The finished list is one that I've been using for the past several months without much trouble. But things move on; more services are being added, the workflow for particular departments have added accounts they'd like added at hiring time, and as the company has grown the cross communication of who should be notified of what information for orientation has changed. The process has become on of the items that is a pain point, but only to the degree of an itch; people scratch it, are slightly irritated, but not irritated enough to warrant fixing the pain point...until next time, at which point the process repeats itself.

We also have a new system administrator in the team, and one of his central tenets to good systems administration practices is documentation, documentation, documentation. He's spent a good amount of time getting up to speed with our brand of Kool-Aid by revamping our internal documentation system; a side effect is reminding us of the technical debt we've created in our documentation practices. It's been a great motivator in getting my own checklist project updated. His work reminded me of something I'd lost sight of:

Your documentation isn't for you.

Adding new employees and disabling accounts had become something of my own niche. The documentation that had started out being a general list for anyone who would need to add employees became my own cheat sheet. The basics were there. But if someone new came along to do the job, the instructions didn't quite align with the exact steps needed to achieve the desired outcome. It was something I knew should be fixed but hadn't taken the time to do...until now.

To summarize a conversation Tom and I had one afternoon, "The goal should be to document and automate yourself out of the job. There's always something more to do."

My documentation wasn't really being used as documentation. It was a set of notes that I could refer to when trying to memorize the steps to reproduce a desired outcome. Gradually the steps became ingrained and the notes became more of a checklist that I would skim.

I also gradually gained a better understanding of what and why I was doing something. The documentation became burned into my head, and the notes masquerading as documentation fell into disrepair.

As I worked with the new and improved documentation I was surprised to see to what degree things were out of date. For example, our list of items to complete included provisioning a phone. We use Asterisk in-house, and each office has its own local server. Over the course of time, the newer offices had altered configurations for Asterisk, which automated more of the process and simplified the creation of accounts and phones.

I hadn't realized that at some point the New York system's documentation was out of date to the point of just being plain wrong; if someone else tried to follow those directions they would not have found anything resembling the sample entries they were supposed to follow.

I'm still in the middle of the checklist revamp.

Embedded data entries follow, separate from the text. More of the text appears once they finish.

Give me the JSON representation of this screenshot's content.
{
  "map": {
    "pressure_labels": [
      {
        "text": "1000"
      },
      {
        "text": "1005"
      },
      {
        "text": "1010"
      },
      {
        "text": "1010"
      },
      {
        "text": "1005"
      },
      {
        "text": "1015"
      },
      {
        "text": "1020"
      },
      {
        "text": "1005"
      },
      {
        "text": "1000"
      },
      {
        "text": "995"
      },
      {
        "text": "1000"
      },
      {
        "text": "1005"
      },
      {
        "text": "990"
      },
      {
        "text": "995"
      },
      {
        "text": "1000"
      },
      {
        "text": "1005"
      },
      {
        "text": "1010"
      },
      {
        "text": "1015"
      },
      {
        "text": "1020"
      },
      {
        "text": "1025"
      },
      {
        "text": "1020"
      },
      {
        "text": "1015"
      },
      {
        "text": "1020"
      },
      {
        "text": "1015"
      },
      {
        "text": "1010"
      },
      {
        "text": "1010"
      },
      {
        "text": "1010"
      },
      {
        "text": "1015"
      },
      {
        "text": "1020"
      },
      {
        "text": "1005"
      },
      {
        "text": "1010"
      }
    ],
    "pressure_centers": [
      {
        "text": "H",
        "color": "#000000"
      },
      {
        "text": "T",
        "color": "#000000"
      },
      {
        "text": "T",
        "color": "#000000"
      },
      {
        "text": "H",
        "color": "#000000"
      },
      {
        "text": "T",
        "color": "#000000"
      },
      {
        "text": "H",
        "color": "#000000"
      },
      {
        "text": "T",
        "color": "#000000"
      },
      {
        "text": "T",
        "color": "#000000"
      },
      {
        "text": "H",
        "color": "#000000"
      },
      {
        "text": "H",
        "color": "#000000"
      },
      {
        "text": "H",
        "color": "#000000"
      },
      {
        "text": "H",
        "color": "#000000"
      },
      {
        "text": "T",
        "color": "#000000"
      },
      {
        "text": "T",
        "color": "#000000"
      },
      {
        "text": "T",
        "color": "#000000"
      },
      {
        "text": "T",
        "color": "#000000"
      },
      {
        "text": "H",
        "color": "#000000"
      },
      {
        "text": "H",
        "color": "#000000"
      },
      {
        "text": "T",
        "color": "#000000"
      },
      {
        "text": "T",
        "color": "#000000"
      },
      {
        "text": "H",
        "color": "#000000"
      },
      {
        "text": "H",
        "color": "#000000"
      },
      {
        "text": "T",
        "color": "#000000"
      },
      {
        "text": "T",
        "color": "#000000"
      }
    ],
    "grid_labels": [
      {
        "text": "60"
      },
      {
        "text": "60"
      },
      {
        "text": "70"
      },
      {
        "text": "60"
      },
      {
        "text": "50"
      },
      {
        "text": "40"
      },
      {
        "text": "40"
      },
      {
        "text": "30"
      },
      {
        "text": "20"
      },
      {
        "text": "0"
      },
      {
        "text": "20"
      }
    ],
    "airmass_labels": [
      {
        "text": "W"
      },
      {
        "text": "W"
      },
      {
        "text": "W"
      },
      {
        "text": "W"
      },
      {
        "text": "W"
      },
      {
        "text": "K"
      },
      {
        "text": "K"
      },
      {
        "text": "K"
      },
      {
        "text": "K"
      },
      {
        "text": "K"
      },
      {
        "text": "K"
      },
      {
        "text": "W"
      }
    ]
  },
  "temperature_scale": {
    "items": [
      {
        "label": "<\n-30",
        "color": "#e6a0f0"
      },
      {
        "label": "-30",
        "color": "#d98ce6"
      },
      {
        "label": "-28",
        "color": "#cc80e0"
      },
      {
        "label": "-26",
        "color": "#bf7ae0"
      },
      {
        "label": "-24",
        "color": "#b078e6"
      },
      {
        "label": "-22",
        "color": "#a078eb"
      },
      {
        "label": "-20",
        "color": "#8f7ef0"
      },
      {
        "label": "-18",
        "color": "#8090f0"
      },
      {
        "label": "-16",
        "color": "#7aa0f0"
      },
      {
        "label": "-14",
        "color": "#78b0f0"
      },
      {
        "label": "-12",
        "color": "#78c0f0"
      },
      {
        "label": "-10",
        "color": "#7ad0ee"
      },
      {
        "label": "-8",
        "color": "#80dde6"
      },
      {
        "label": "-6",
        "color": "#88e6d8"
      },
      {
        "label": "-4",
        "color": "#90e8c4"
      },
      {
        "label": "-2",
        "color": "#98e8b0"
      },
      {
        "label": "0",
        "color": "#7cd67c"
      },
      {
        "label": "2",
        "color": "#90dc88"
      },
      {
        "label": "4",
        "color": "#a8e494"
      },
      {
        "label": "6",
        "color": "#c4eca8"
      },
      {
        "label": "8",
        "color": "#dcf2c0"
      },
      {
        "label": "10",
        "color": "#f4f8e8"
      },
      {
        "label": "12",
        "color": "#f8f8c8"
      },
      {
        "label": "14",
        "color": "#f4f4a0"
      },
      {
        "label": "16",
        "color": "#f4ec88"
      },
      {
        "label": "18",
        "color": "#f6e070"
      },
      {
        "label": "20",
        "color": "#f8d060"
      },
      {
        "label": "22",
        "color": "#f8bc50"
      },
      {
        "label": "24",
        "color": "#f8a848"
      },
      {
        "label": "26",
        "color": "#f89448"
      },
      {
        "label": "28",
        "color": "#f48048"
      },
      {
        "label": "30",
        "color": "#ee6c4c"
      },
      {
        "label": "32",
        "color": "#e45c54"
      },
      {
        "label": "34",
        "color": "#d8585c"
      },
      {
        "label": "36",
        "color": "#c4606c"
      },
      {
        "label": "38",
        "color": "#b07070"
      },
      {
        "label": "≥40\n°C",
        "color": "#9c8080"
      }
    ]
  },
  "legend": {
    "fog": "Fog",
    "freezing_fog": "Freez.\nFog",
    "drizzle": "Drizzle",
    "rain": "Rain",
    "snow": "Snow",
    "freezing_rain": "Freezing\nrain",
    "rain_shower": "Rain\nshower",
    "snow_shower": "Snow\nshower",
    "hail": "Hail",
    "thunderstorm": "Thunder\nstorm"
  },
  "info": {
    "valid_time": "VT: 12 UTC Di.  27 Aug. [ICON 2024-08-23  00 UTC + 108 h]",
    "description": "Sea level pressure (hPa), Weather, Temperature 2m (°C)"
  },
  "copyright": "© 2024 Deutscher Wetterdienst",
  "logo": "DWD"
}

I'm trying to do it right, or at least better than before, which means it'll take some time; I'm doing an initial set of passes by literally documenting each step I take in creating new users and where appropriate I'm adding notes explaining why I'm doing what I'm doing.


Once I can follow the new instructions from start to end without a major hiccup, I'll identify points in the process where I'm missing information.  I'll look for things that are now consistent requests for modifications to accounts...such as, "Bob needs to be on <XYZ> mailing list"...and roll it into the initial setup procedure. Yes, this means having to communicate with people who manage various areas hiring new developers and salespeople.

Then I'll look for procedural refinements. For example, I've created a new badge for the user...who does it go to? Do I give it to the office manager? The new employee's manager? Do I hold on to it until the employee comes to me for it? We need to formalize this process so everyone is on the same page and knows, when asked for Bob's badge, where to look for it.

Once finished, I should have a list that is thorough enough for anyone in our technical staff to follow in creating a new employee entry with minimal mistakes.

An unfortunate side effect is how thorough it is becoming. I'm not completely through every step, and already the list and explanations is eight pages. Not the kind of checklist most people would like to deal with just to add an employee.

So what is the right way to do documentation "right?" The stuff I'm working on should be thorough enough that someone new to the job should be able to follow them, and the notes help augment an understanding of the thinking behind some of the steps. It should also pinpoint places in the procedure that need work, whether it's updating images rolled to machines or identifying where we might be able to potentially automate parts of the process. The problem is that this becomes less a checklist and more a procedural how-to, and as people become familiar with the process they start to ignore the checklist parts of the process much in the way billboards become simply visual noise I barely pay any attention to anymore when riding along the freeway.

Should documentation be adapted for more advanced users? Or should it keep some level of detail for people to refer back to, or for training newer users, despite meaning you may have to maintain various levels of documentation and keep them in parity?